La contrition d'un Président

Qu'il était émouvant, notre Président, en revendiquant « sa part de responsabilité » mais en l'écoutant je me demandais à qui il pouvait bien adresser ces excuses sur sa maladresse depuis 18 mois.

Était-ce vraiment à ses administrés, ces habitants « des territoires, villages comme quartiers où on voit les services publics se réduire et le cadre de vie disparaître », et aux victimes du « malaise démocratique où se développe le sentiment de ne pas être entendu », ou encore à ses mandants des beaux quartiers qui au moment de son élection l'avaient aidé à repeindre de couleurs pimpantes la tristesse austéritaire de l'Union Européenne qu'il leur promettait alors de conquérir sans coup férir sitôt élu.

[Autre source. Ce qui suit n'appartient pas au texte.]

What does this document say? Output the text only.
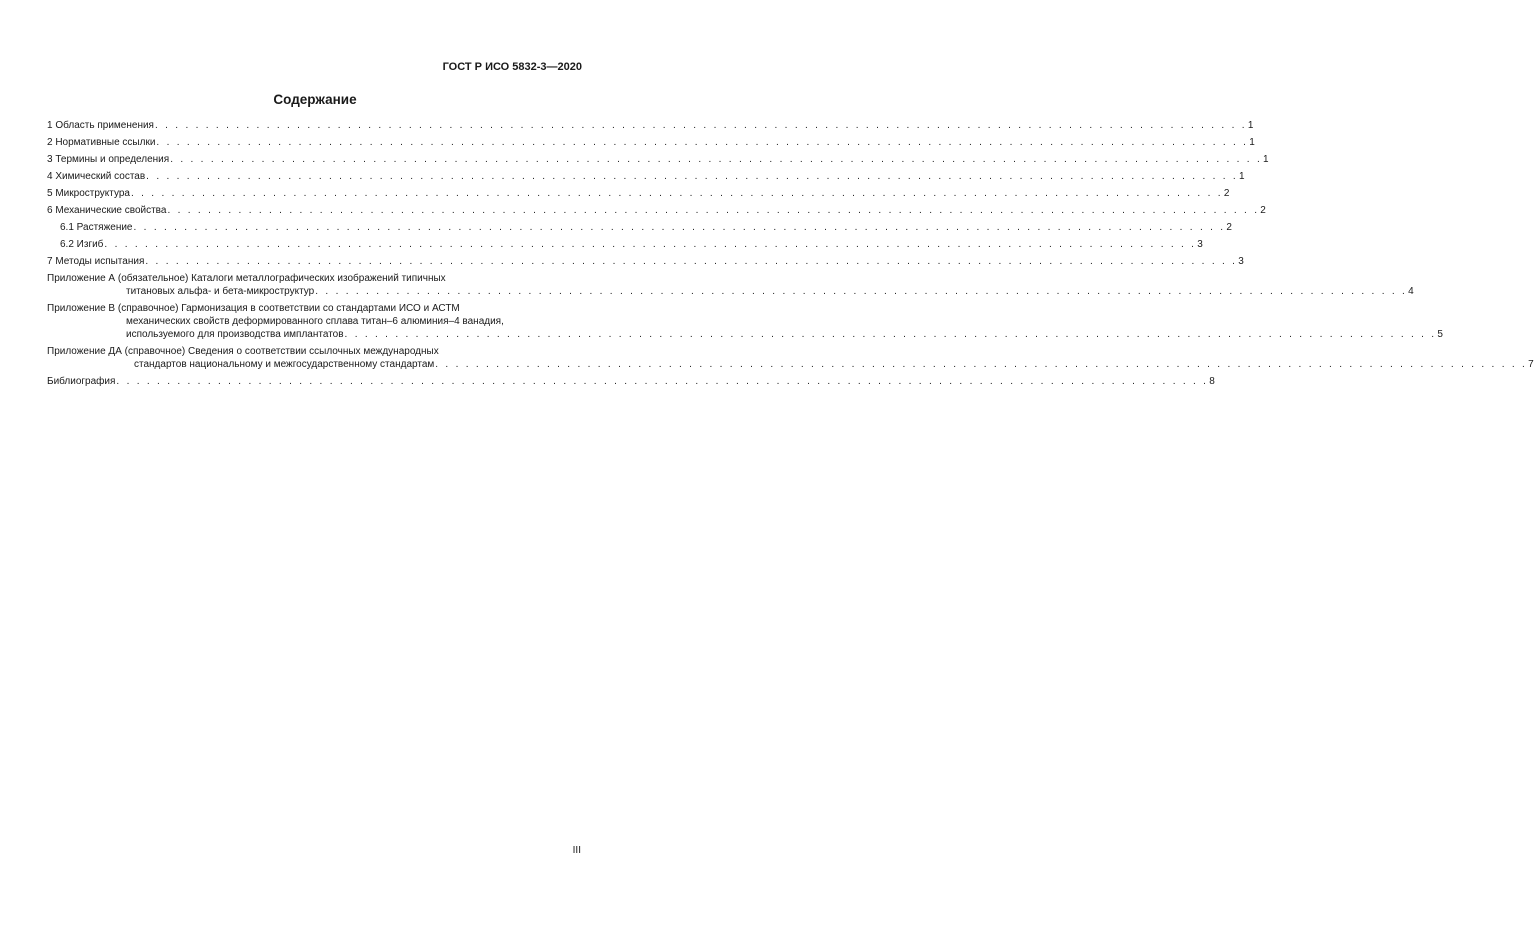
ГОСТ Р ИСО 5832-3—2020
Содержание
1 Область применения . . . . . . . . . . . . . . . . . . . . . . . . . . . . . . . . . . . . . . . . . . . . . . . . . . . . . . . . . . . . . . . . . . . . . . . . . . . . . . . . . . . . . . . . . . . . . . . . . . . . . . . . . . . . 1
2 Нормативные ссылки . . . . . . . . . . . . . . . . . . . . . . . . . . . . . . . . . . . . . . . . . . . . . . . . . . . . . . . . . . . . . . . . . . . . . . . . . . . . . . . . . . . . . . . . . . . . . . . . . . . . . . . . . . . . 1
3 Термины и определения . . . . . . . . . . . . . . . . . . . . . . . . . . . . . . . . . . . . . . . . . . . . . . . . . . . . . . . . . . . . . . . . . . . . . . . . . . . . . . . . . . . . . . . . . . . . . . . . . . . . . . . . . . . . 1
4 Химический состав . . . . . . . . . . . . . . . . . . . . . . . . . . . . . . . . . . . . . . . . . . . . . . . . . . . . . . . . . . . . . . . . . . . . . . . . . . . . . . . . . . . . . . . . . . . . . . . . . . . . . . . . . . . . 1
5 Микроструктура . . . . . . . . . . . . . . . . . . . . . . . . . . . . . . . . . . . . . . . . . . . . . . . . . . . . . . . . . . . . . . . . . . . . . . . . . . . . . . . . . . . . . . . . . . . . . . . . . . . . . . . . . . . . 2
6 Механические свойства . . . . . . . . . . . . . . . . . . . . . . . . . . . . . . . . . . . . . . . . . . . . . . . . . . . . . . . . . . . . . . . . . . . . . . . . . . . . . . . . . . . . . . . . . . . . . . . . . . . . . . . . . . . . 2
6.1 Растяжение . . . . . . . . . . . . . . . . . . . . . . . . . . . . . . . . . . . . . . . . . . . . . . . . . . . . . . . . . . . . . . . . . . . . . . . . . . . . . . . . . . . . . . . . . . . . . . . . . . . . . . . . . . . . 2
6.2 Изгиб . . . . . . . . . . . . . . . . . . . . . . . . . . . . . . . . . . . . . . . . . . . . . . . . . . . . . . . . . . . . . . . . . . . . . . . . . . . . . . . . . . . . . . . . . . . . . . . . . . . . . . . . . . . . 3
7 Методы испытания . . . . . . . . . . . . . . . . . . . . . . . . . . . . . . . . . . . . . . . . . . . . . . . . . . . . . . . . . . . . . . . . . . . . . . . . . . . . . . . . . . . . . . . . . . . . . . . . . . . . . . . . . . . . 3
Приложение А (обязательное) Каталоги металлографических изображений типичных
титановых альфа- и бета-микроструктур . . . . . . . . . . . . . . . . . . . . . . . . . . . . . . . . . . . . . . . . . . . . . . . . . . . . . . . . . . . . . . . . . . . . . . . . . . . . . . . . . . . . . . . . . . . . . . . . . . . . . . . . . . . . 4
Приложение В (справочное) Гармонизация в соответствии со стандартами ИСО и АСТМ
механических свойств деформированного сплава титан–6 алюминия–4 ванадия,
используемого для производства имплантатов . . . . . . . . . . . . . . . . . . . . . . . . . . . . . . . . . . . . . . . . . . . . . . . . . . . . . . . . . . . . . . . . . . . . . . . . . . . . . . . . . . . . . . . . . . . . . . . . . . . . . . . . . . . . 5
Приложение ДА (справочное) Сведения о соответствии ссылочных международных
стандартов национальному и межгосударственному стандартам . . . . . . . . . . . . . . . . . . . . . . . . . . . . . . . . . . . . . . . . . . . . . . . . . . . . . . . . . . . . . . . . . . . . . . . . . . . . . . . . . . . . . . . . . . . . . . . . . . . . . . . . . . . . 7
Библиография . . . . . . . . . . . . . . . . . . . . . . . . . . . . . . . . . . . . . . . . . . . . . . . . . . . . . . . . . . . . . . . . . . . . . . . . . . . . . . . . . . . . . . . . . . . . . . . . . . . . . . . . . . . . 8
III
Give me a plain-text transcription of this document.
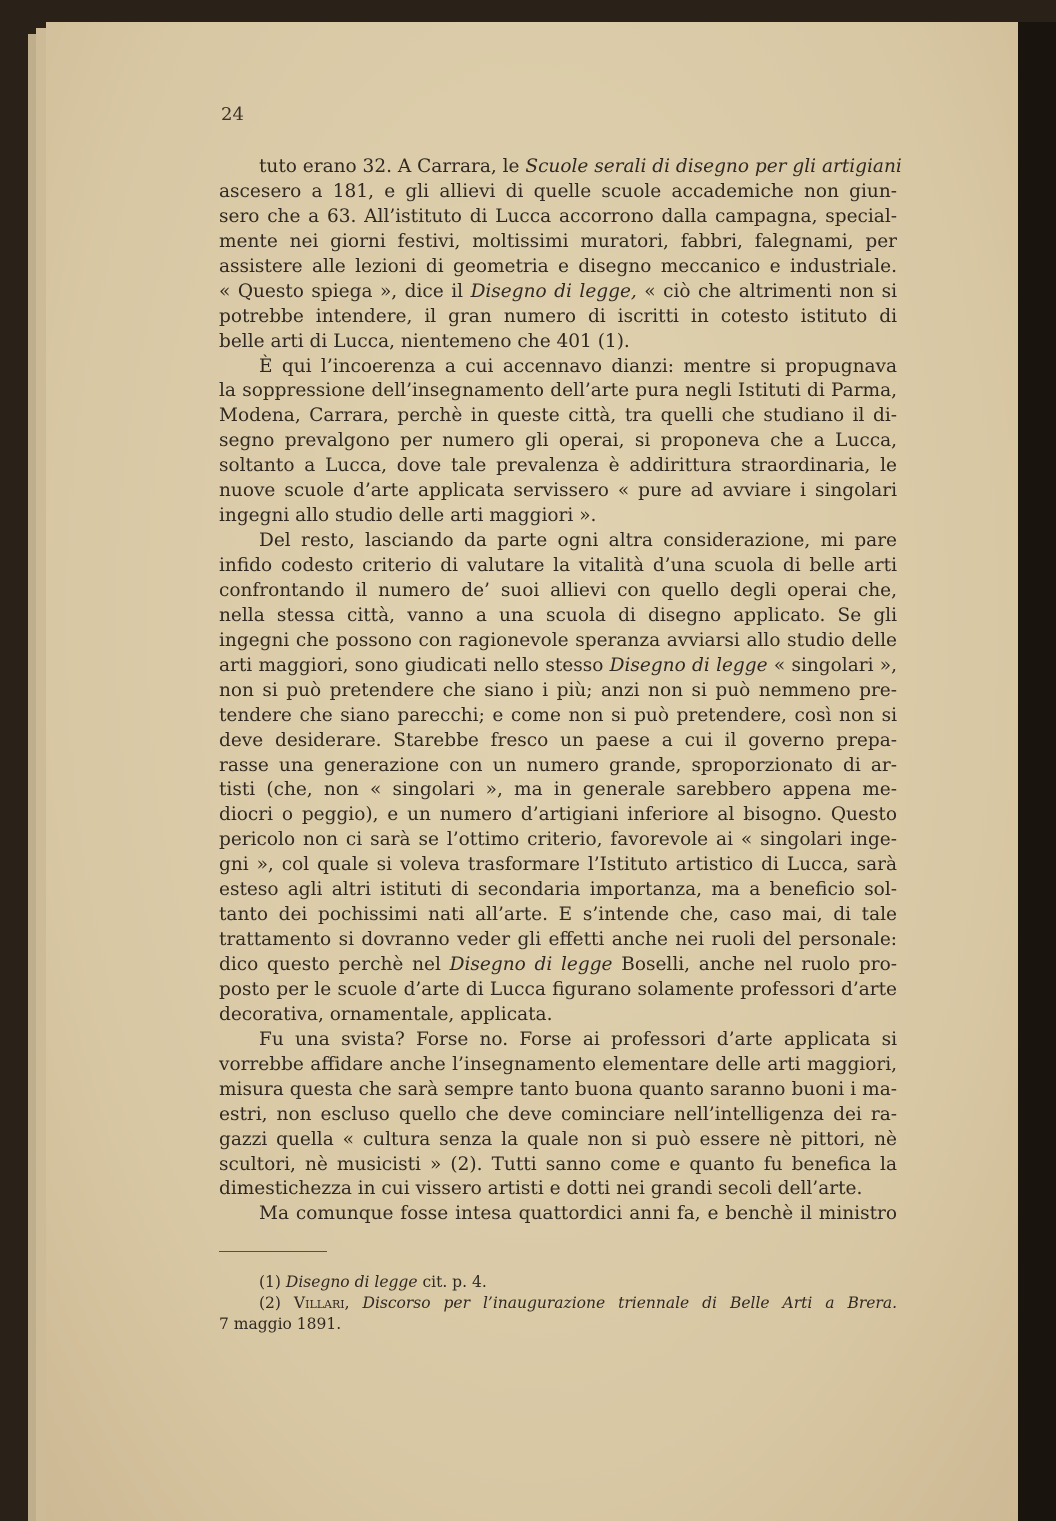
24
tuto erano 32. A Carrara, le Scuole serali di disegno per gli artigiani
ascesero a 181, e gli allievi di quelle scuole accademiche non giun-
sero che a 63. All’istituto di Lucca accorrono dalla campagna, special-
mente nei giorni festivi, moltissimi muratori, fabbri, falegnami, per
assistere alle lezioni di geometria e disegno meccanico e industriale.
« Questo spiega », dice il Disegno di legge, « ciò che altrimenti non si
potrebbe intendere, il gran numero di iscritti in cotesto istituto di
belle arti di Lucca, nientemeno che 401 (1).
È qui l’incoerenza a cui accennavo dianzi: mentre si propugnava
la soppressione dell’insegnamento dell’arte pura negli Istituti di Parma,
Modena, Carrara, perchè in queste città, tra quelli che studiano il di-
segno prevalgono per numero gli operai, si proponeva che a Lucca,
soltanto a Lucca, dove tale prevalenza è addirittura straordinaria, le
nuove scuole d’arte applicata servissero « pure ad avviare i singolari
ingegni allo studio delle arti maggiori ».
Del resto, lasciando da parte ogni altra considerazione, mi pare
infido codesto criterio di valutare la vitalità d’una scuola di belle arti
confrontando il numero de’ suoi allievi con quello degli operai che,
nella stessa città, vanno a una scuola di disegno applicato. Se gli
ingegni che possono con ragionevole speranza avviarsi allo studio delle
arti maggiori, sono giudicati nello stesso Disegno di legge « singolari »,
non si può pretendere che siano i più; anzi non si può nemmeno pre-
tendere che siano parecchi; e come non si può pretendere, così non si
deve desiderare. Starebbe fresco un paese a cui il governo prepa-
rasse una generazione con un numero grande, sproporzionato di ar-
tisti (che, non « singolari », ma in generale sarebbero appena me-
diocri o peggio), e un numero d’artigiani inferiore al bisogno. Questo
pericolo non ci sarà se l’ottimo criterio, favorevole ai « singolari inge-
gni », col quale si voleva trasformare l’Istituto artistico di Lucca, sarà
esteso agli altri istituti di secondaria importanza, ma a beneficio sol-
tanto dei pochissimi nati all’arte. E s’intende che, caso mai, di tale
trattamento si dovranno veder gli effetti anche nei ruoli del personale:
dico questo perchè nel Disegno di legge Boselli, anche nel ruolo pro-
posto per le scuole d’arte di Lucca figurano solamente professori d’arte
decorativa, ornamentale, applicata.
Fu una svista? Forse no. Forse ai professori d’arte applicata si
vorrebbe affidare anche l’insegnamento elementare delle arti maggiori,
misura questa che sarà sempre tanto buona quanto saranno buoni i ma-
estri, non escluso quello che deve cominciare nell’intelligenza dei ra-
gazzi quella « cultura senza la quale non si può essere nè pittori, nè
scultori, nè musicisti » (2). Tutti sanno come e quanto fu benefica la
dimestichezza in cui vissero artisti e dotti nei grandi secoli dell’arte.
Ma comunque fosse intesa quattordici anni fa, e benchè il ministro
(1) Disegno di legge cit. p. 4.
(2) Villari, Discorso per l’inaugurazione triennale di Belle Arti a Brera.
7 maggio 1891.
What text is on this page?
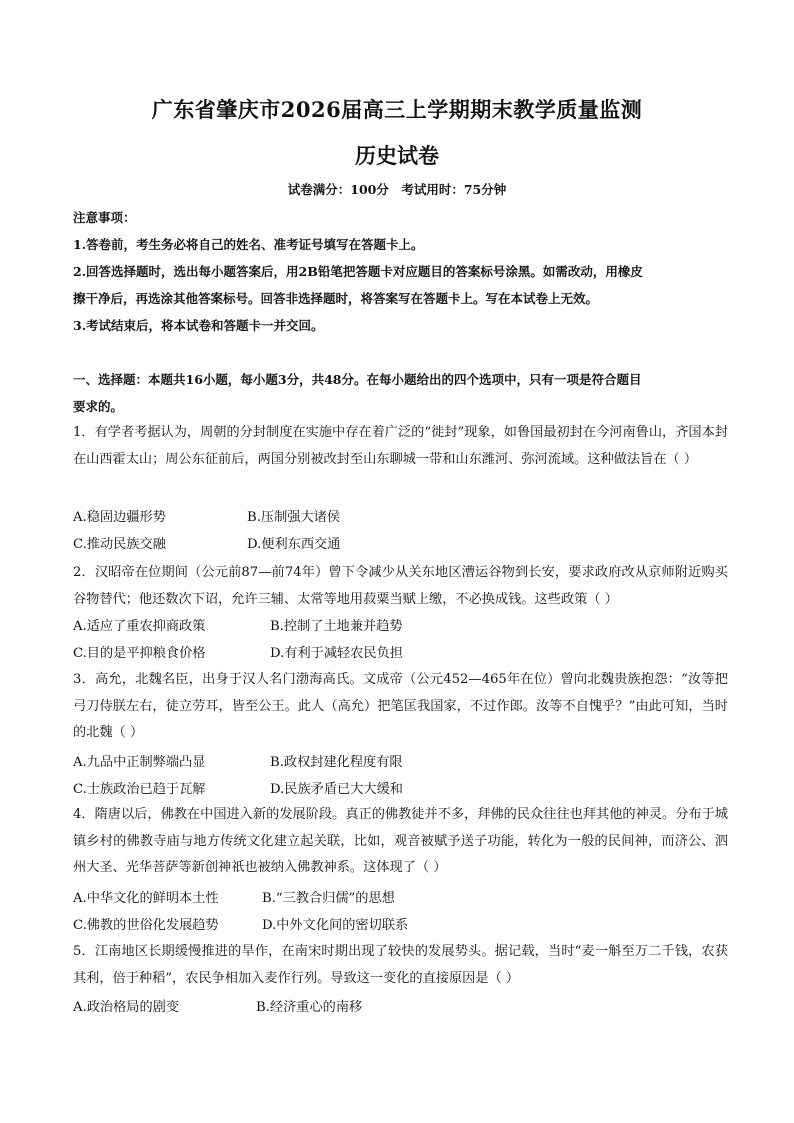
广东省肇庆市2026届高三上学期期末教学质量监测
历史试卷
试卷满分：100分　考试用时：75分钟
注意事项：
1.答卷前，考生务必将自己的姓名、准考证号填写在答题卡上。
2.回答选择题时，选出每小题答案后，用2B铅笔把答题卡对应题目的答案标号涂黑。如需改动，用橡皮
擦干净后，再选涂其他答案标号。回答非选择题时，将答案写在答题卡上。写在本试卷上无效。
3.考试结束后，将本试卷和答题卡一并交回。
一、选择题：本题共16小题，每小题3分，共48分。在每小题给出的四个选项中，只有一项是符合题目
要求的。
1．有学者考据认为，周朝的分封制度在实施中存在着广泛的“徙封”现象，如鲁国最初封在今河南鲁山，齐国本封在山西霍太山；周公东征前后，两国分别被改封至山东聊城一带和山东潍河、弥河流域。这种做法旨在（ ）
A.稳固边疆形势	B.压制强大诸侯
C.推动民族交融	D.便利东西交通
2．汉昭帝在位期间（公元前87—前74年）曾下令减少从关东地区漕运谷物到长安，要求政府改从京师附近购买谷物替代；他还数次下诏，允许三辅、太常等地用菽粟当赋上缴，不必换成钱。这些政策（ ）
A.适应了重农抑商政策	B.控制了土地兼并趋势
C.目的是平抑粮食价格	D.有利于减轻农民负担
3．高允，北魏名臣，出身于汉人名门渤海高氏。文成帝（公元452—465年在位）曾向北魏贵族抱怨：“汝等把弓刀侍朕左右，徒立劳耳，皆至公王。此人（高允）把笔匡我国家，不过作郎。汝等不自愧乎？”由此可知，当时的北魏（ ）
A.九品中正制弊端凸显	B.政权封建化程度有限
C.士族政治已趋于瓦解	D.民族矛盾已大大缓和
4．隋唐以后，佛教在中国进入新的发展阶段。真正的佛教徒并不多，拜佛的民众往往也拜其他的神灵。分布于城镇乡村的佛教寺庙与地方传统文化建立起关联，比如，观音被赋予送子功能，转化为一般的民间神，而济公、泗州大圣、光华菩萨等新创神祇也被纳入佛教神系。这体现了（ ）
A.中华文化的鲜明本土性	B.“三教合归儒”的思想
C.佛教的世俗化发展趋势	D.中外文化间的密切联系
5．江南地区长期缓慢推进的旱作，在南宋时期出现了较快的发展势头。据记载，当时“麦一斛至万二千钱，农获其利，倍于种稻”，农民争相加入麦作行列。导致这一变化的直接原因是（ ）
A.政治格局的剧变	B.经济重心的南移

Ses amis des beaux quartiers, riverains pour certains des Champs Élysée si vilainement attaqués par les pavés des casseurs et les grenades à fusils des policiers ont en effet toutes les raisons d'être inquiets : leur inquiétude provient-elle de la violence de sa conquête à la hussarde d'un pouvoir tombé des mains de tous ses adversaires qui ne s'en sont pas encore remis ? Pourtant, cela avait l'air de leur plaire. Certes, sa jeunesse en politique peut être une circonstance atténuante mais on aurait attendu mieux d'un « premier de cordée » surdoué qui aurait tout de même dû savoir que dans la conquête du sommet, ce sont les sherpas portant l'essentiel du matériel qui font le principal effort et sont donc aussi redevable de la réussite.

Le voilà bien avancé : si un cinquième opus de la sérénade que lui jouent les gilets jaunes chaque samedi se perpétue, accompagné du ballet guerrier devenu rituel plutôt que traditionnel entre robocops et rebelles casqués et cagoulés, la situation risque de devenir délicate. L'épuisement guette dans les forces de police et par contagion un certain nombre de gilets jaunes risquent de devenir enragés : Sur ce points les media qui en rajoutent toujours un peu pourraient bien devenir auto-réalisateurs d'un désordre permanent pouvant déboucher sur un système d'ordre cadenassé.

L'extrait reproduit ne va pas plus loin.